In vivo experiment
An in vivo experiment is a laboratory-style multi-condition experiment conducted in the classroom. The conditions manipulate a small but crucial, well-defined instructional variable, as opposed to a whole curriculum. How in vivo experimentation is related to other methodologies is illustrated in the following figure:
An in vivo experiment can be implemented either in a within (i.e. students are randomly assigned to conditions, regardless the class they belong to) or in a between classroom design (i.e. classes are randomly assigned to conditions).

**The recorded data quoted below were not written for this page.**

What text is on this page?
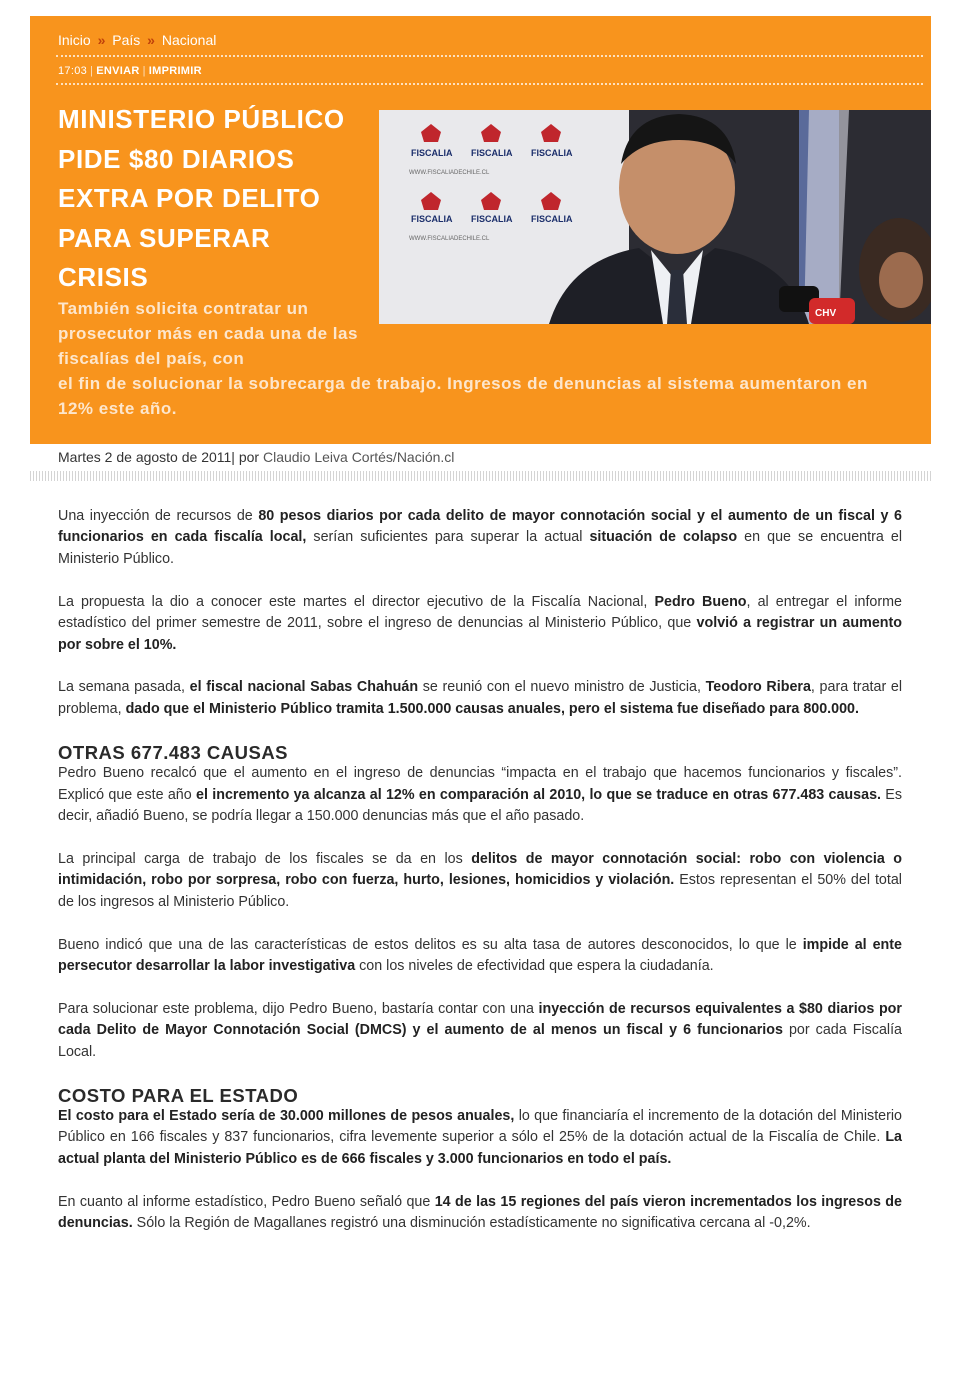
Inicio » País » Nacional
17:03 | ENVIAR | IMPRIMIR
MINISTERIO PÚBLICO PIDE $80 DIARIOS EXTRA POR DELITO PARA SUPERAR CRISIS
FISCALIA FISCALIA FISCALIA
FISCALIA FISCALIA FISCALIA
WWW.FISCALIADECHILE.CL
WWW.FISCALIADECHILE.CL
CHV

También solicita contratar un prosecutor más en cada una de las fiscalías del país, con
el fin de solucionar la sobrecarga de trabajo. Ingresos de denuncias al sistema aumentaron en 12% este año.

Martes 2 de agosto de 2011| por Claudio Leiva Cortés/Nación.cl

Una inyección de recursos de 80 pesos diarios por cada delito de mayor connotación social y el aumento de un fiscal y 6 funcionarios en cada fiscalía local, serían suficientes para superar la actual situación de colapso en que se encuentra el Ministerio Público.

La propuesta la dio a conocer este martes el director ejecutivo de la Fiscalía Nacional, Pedro Bueno, al entregar el informe estadístico del primer semestre de 2011, sobre el ingreso de denuncias al Ministerio Público, que volvió a registrar un aumento por sobre el 10%.

La semana pasada, el fiscal nacional Sabas Chahuán se reunió con el nuevo ministro de Justicia, Teodoro Ribera, para tratar el problema, dado que el Ministerio Público tramita 1.500.000 causas anuales, pero el sistema fue diseñado para 800.000.

OTRAS 677.483 CAUSAS

Pedro Bueno recalcó que el aumento en el ingreso de denuncias “impacta en el trabajo que hacemos funcionarios y fiscales”. Explicó que este año el incremento ya alcanza al 12% en comparación al 2010, lo que se traduce en otras 677.483 causas. Es decir, añadió Bueno, se podría llegar a 150.000 denuncias más que el año pasado.

La principal carga de trabajo de los fiscales se da en los delitos de mayor connotación social: robo con violencia o intimidación, robo por sorpresa, robo con fuerza, hurto, lesiones, homicidios y violación. Estos representan el 50% del total de los ingresos al Ministerio Público.

Bueno indicó que una de las características de estos delitos es su alta tasa de autores desconocidos, lo que le impide al ente persecutor desarrollar la labor investigativa con los niveles de efectividad que espera la ciudadanía.

Para solucionar este problema, dijo Pedro Bueno, bastaría contar con una inyección de recursos equivalentes a $80 diarios por cada Delito de Mayor Connotación Social (DMCS) y el aumento de al menos un fiscal y 6 funcionarios por cada Fiscalía Local.

COSTO PARA EL ESTADO

El costo para el Estado sería de 30.000 millones de pesos anuales, lo que financiaría el incremento de la dotación del Ministerio Público en 166 fiscales y 837 funcionarios, cifra levemente superior a sólo el 25% de la dotación actual de la Fiscalía de Chile. La actual planta del Ministerio Público es de 666 fiscales y 3.000 funcionarios en todo el país.

En cuanto al informe estadístico, Pedro Bueno señaló que 14 de las 15 regiones del país vieron incrementados los ingresos de denuncias. Sólo la Región de Magallanes registró una disminución estadísticamente no significativa cercana al -0,2%.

In the PSLC, which uses tutoring systems and on-line course activities to monitor students' progress through the year, there are typically two types of in vivo experiments (to make this easier to follow, assume that there are just two conditions in the experiment, called the experimental and control conditions):
- The tutoring system is modified to implement the manipulation. Students assigned to the experimental condition do their work on the modified system; Students assigned to the control condition use the unmodified tutoring system. See Post-practice reflection (Katz) for an example.
- For a limited time, e.g., a one-hour classroom period or a two-hour lab period, the control students do one activity and the experimental students do another. The control activity typically is not one that students do during that period, but is nonetheless a common part of their normal instruction. For instance, they may watch a video of some problems being solved by their instructor. The tutoring system may or may not be involved with these activities. See Hausmann Study for an example.
Regardless of the experimental method used in an in vivo experiment, the tutoring systems record log data that are used to evaluate the effects of the manipulation.
In vivo experiments are not new, for instance, Aleven & Koedinger (2002). Going back further, there have been many classroom studies that have had important features of in vivo experiments. For example, below are summaries from two dissertations that were the basis of the famous Bloom (1984) 2-sigma paper. These dissertations involved 6 experiments. These experiments are borderline in vivo experiments because mastery and, particularly, tutoring are not "small well-defined instructional variables". Instead, these treatments actually varied a number of different instructional methods at one time. Nevertheless, they illustrate a number of other important features of in vivo experimentation.
Burke’s 1983 experiments measured immediate learning, far transfer and long-term retention.
Burke, A. J. (1983). Student's Potential for Learning Contrasted under Tutorial and Group Approaches to Instruction. Unpublished PhD, University of Chicago, Chicago, IL.
This was 3 in vivo experiment comparing conventional instruction, mastery learning and 3-on-1 human tutoring. E1 taught 4th graders probability; E2 taught 5th graders probability; E3 taught fifth graders probability at a different site. Instruction was 3-week module. Tutors were undergrad education students trained for a week to ask good questions and give good feedback (pg. 85). The mastery learning students had to achieve 80% to go on; the tutoring students had to achieve 90%. The conventional instruction students got no feedback from the mastery tests. On immediate post-testing, for lower mental process (like a normal post-test, table 5 pg. 98) tutoring effect sizes averaged 1.66 (with 1.53, 1.34 and 2.11 for E1, E2 and E3, respectively) and mastery learning averaged 0.85 (with .73, .78 and 1.04 for E1, E2 and E3). For higher mental process (like far transfer, Table 6 pg. 104), got for tutoring effect sizes averaged 2.11 (with 1.58, 2.65 and 2.11) and mastery learning averaged 1.19 (with 0.90, 1.47 and 1.21). For long-term retention 3 weeks later; in E3, the effect size for tutoring was 1.71 for lower mental processes vs. 1.01 for mastery learning. For higher mental processes, effect size was 1.99 for tutoring vs. 1.13 for mastery learning. The researchers also measured time on task (tutoring was higher percentage) and affect rates.
Anania, J. (1981). The Effects of Quality of Instruction on the Cognitive and Affective Learning of Students. Unpublished PhD, University of Chicago, Chicago, IL.
This project involved 3 in vivo experiments, each lasting 3 weeks, comparing conventional teaching, mastery learning and tutoring. The tutors were undergrad education students with no training in tutoring. E1 taught probability to 4th graders; E2 taught probability to 5th graders; E3 taught cartography to 8th graders. E1 and E2 used 3-on-1 tutoring; E3 used 1-on-1 tutoring. Measured immediate learning post-test, time on task, and affect measures. For gains (table 3, pg. 72), effect sizes for tutoring were 1.93 (average of 1.77, 2.06 and 1.95 for E1, E2 and E3) and for mastery learning were 1.00 (avg of 0.61, 1.29 and 1.10). The cutoff score for mastery learning as 80% (pg. 77) vs. 90% for tutoring (pg. 81).